Challenge for the Church
Laurie Santos, a professor of psychology at Yale who teaches the school’s most popular class—“Psychology and the Good Life”—told the New York Times, “Our intuitions about what will make us happy, like winning the lottery and getting a good grade—are totally wrong.” One of those common (but wrong) intuitions is that happiness depends more on financial independence and career success than marriage and family.
Our intuitions about what will make us happy, like winning the lottery and getting a good grade—are totally wrong.
Christians must actively push back against these cultural intuitions and scripts about “the good life,” because Jesus offers deeper happiness than Epicurus. The biblical vision is that, whether single or married, whether several children or none, abundant life isn’t found in self-expression or self-fulfillment but in self-denial and self-sacrifice. For many (but of course not all) people, denial and sacrifice comes in the context of family. God’s first command to the first humans, made in his image, wasn’t to travel and do “fun stuff” but to be fruitful and multiply (Gen. 1:28). Fruitfulness through marriage and family—though certainly not the only way to be fruitful—is a key part of God’s creation mandate and his good design for human flourishing.

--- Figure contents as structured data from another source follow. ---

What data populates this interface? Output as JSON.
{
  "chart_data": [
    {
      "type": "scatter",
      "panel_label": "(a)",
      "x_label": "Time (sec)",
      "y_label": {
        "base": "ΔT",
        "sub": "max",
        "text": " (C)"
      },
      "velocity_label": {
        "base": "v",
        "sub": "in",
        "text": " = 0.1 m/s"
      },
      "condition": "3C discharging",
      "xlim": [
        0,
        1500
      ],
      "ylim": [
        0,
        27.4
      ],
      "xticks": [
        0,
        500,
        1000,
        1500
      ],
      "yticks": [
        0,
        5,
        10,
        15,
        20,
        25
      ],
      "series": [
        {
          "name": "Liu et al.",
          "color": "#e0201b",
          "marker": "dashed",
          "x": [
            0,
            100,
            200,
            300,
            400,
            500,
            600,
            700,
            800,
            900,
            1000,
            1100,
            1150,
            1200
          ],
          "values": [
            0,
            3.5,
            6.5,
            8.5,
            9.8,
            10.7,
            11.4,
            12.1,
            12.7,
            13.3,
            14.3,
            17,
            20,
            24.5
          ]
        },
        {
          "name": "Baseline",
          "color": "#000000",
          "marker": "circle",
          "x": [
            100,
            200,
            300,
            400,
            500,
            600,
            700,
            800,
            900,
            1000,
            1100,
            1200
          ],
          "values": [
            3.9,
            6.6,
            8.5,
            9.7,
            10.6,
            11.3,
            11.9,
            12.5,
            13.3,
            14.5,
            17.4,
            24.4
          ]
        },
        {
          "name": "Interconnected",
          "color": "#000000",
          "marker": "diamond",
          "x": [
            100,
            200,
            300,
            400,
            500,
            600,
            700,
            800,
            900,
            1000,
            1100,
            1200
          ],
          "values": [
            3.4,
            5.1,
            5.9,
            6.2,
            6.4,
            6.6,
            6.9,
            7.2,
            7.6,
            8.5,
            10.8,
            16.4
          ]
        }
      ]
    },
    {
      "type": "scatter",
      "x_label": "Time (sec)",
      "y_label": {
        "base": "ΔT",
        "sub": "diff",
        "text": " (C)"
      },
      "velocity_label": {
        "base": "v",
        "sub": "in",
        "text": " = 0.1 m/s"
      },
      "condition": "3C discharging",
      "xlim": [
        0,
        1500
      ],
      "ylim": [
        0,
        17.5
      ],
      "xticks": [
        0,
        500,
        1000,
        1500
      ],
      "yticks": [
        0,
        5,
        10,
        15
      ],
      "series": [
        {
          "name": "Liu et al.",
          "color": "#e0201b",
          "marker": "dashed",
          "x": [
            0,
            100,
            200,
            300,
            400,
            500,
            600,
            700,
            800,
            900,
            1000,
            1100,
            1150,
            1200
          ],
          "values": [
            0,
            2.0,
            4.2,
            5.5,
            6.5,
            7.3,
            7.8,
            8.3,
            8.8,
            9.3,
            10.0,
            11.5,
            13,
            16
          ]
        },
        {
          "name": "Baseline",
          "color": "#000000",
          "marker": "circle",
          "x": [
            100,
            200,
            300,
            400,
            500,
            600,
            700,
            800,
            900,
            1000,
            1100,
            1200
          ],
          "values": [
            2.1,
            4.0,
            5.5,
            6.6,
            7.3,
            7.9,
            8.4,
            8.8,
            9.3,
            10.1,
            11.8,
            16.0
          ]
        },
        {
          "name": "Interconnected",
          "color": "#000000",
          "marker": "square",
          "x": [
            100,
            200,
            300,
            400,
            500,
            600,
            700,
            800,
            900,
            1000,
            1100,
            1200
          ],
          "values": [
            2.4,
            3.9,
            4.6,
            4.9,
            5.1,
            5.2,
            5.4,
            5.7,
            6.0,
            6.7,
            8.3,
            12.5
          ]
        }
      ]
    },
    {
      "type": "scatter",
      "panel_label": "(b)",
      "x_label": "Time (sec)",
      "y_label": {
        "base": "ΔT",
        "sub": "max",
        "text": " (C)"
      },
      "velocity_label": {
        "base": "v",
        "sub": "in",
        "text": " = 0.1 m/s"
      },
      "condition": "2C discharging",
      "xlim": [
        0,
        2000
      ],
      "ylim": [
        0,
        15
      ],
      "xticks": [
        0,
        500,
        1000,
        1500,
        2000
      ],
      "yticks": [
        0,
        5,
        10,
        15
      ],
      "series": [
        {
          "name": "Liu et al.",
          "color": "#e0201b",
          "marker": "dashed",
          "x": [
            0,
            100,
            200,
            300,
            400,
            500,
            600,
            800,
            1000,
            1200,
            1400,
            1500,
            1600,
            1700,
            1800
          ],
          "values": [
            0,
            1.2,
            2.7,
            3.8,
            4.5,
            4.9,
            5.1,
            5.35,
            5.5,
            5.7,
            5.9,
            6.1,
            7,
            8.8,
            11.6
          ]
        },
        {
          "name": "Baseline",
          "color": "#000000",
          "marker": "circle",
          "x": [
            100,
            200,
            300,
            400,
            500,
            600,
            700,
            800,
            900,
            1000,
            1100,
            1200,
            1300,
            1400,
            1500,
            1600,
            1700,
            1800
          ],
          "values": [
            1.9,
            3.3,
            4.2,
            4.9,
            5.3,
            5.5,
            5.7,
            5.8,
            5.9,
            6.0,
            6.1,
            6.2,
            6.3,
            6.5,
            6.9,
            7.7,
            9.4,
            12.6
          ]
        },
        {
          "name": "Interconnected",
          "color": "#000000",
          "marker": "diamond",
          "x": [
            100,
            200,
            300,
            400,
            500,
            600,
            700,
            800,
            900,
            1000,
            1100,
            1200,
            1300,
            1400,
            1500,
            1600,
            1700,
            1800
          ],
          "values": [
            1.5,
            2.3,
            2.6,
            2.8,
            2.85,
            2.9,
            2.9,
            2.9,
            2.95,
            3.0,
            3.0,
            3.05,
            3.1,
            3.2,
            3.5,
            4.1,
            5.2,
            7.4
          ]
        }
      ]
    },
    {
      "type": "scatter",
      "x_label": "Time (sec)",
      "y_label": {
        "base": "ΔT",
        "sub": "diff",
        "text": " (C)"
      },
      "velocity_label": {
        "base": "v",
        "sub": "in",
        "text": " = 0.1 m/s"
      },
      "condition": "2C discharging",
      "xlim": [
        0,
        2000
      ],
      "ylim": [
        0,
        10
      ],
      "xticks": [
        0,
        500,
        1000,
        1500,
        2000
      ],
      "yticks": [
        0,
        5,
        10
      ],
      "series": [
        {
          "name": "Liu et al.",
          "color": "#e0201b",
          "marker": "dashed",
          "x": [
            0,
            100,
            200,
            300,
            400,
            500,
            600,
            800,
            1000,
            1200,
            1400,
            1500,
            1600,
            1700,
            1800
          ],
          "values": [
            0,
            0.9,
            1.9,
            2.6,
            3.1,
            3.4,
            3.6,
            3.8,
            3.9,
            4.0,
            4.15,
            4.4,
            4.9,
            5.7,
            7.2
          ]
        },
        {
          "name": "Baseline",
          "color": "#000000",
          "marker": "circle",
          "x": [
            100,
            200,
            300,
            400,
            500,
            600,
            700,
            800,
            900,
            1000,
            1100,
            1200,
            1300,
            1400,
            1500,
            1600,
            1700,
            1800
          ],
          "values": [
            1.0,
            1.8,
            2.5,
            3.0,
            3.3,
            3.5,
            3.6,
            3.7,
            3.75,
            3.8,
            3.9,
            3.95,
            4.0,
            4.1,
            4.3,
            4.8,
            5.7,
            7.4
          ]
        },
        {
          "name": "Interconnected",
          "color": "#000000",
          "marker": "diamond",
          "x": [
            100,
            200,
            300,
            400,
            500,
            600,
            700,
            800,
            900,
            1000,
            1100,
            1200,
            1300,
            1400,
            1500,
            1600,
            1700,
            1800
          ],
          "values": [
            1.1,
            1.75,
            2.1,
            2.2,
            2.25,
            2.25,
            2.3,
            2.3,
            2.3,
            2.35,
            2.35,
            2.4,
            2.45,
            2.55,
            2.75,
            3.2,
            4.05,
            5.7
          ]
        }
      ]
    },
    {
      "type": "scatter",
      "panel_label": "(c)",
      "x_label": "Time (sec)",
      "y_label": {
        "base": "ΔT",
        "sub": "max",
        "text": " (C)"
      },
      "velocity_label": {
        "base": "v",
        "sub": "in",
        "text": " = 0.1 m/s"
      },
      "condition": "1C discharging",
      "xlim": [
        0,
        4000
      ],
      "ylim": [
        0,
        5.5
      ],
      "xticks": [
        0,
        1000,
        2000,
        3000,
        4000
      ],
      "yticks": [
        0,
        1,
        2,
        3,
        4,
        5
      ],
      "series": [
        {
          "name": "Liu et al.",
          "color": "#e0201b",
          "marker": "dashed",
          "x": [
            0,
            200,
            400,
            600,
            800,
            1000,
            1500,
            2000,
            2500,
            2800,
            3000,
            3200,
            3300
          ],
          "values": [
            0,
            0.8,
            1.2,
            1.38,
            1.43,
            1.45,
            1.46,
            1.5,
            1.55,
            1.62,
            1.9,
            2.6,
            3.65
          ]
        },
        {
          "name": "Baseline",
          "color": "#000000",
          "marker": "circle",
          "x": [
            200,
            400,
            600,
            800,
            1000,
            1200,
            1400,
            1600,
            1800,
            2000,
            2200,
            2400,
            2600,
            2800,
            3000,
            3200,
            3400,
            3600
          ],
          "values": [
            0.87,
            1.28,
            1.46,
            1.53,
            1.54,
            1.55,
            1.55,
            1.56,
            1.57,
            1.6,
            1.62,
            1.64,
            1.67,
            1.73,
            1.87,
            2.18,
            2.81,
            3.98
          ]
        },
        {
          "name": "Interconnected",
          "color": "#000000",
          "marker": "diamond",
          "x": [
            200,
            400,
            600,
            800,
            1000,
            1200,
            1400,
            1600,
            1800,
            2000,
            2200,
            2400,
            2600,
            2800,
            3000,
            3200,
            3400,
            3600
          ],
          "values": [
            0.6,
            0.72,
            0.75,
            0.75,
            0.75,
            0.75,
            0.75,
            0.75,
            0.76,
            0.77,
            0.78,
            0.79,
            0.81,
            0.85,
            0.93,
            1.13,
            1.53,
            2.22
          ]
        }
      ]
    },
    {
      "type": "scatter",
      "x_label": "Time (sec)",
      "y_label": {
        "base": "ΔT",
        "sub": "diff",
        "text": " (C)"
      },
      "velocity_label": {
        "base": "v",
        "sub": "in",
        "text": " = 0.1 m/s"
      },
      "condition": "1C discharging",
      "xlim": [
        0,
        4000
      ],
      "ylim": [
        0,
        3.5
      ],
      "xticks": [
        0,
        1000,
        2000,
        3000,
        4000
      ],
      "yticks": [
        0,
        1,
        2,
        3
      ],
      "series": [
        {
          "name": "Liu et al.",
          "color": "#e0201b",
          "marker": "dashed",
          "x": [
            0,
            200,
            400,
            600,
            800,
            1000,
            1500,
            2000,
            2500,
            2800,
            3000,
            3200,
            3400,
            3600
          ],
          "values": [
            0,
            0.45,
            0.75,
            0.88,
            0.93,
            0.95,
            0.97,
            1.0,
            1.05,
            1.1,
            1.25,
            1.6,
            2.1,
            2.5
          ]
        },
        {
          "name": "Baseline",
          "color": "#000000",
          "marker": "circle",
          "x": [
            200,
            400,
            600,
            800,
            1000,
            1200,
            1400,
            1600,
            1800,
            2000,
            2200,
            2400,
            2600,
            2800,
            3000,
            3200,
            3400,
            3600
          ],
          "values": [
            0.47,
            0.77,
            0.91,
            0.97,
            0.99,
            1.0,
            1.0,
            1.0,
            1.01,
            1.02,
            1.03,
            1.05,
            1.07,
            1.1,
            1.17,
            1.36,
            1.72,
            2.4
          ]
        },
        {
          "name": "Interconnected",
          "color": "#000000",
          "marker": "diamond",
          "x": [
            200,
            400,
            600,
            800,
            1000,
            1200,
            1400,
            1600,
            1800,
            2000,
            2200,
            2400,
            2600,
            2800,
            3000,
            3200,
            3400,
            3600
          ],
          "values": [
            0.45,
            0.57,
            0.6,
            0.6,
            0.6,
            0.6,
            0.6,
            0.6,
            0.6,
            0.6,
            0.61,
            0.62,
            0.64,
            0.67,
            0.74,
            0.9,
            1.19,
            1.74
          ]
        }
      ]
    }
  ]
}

Will it be easy for Christian young adults (and parents of adult kids) to adopt a different script than the prevailing Western cultural script about the good life? No. But be encouraged: a growing body of research confirms what the Bible teaches. Ironically, in the name of happiness, parents are directing their adult children to a life that has less of it. Perhaps they should listen to their God-given desire for grandkids.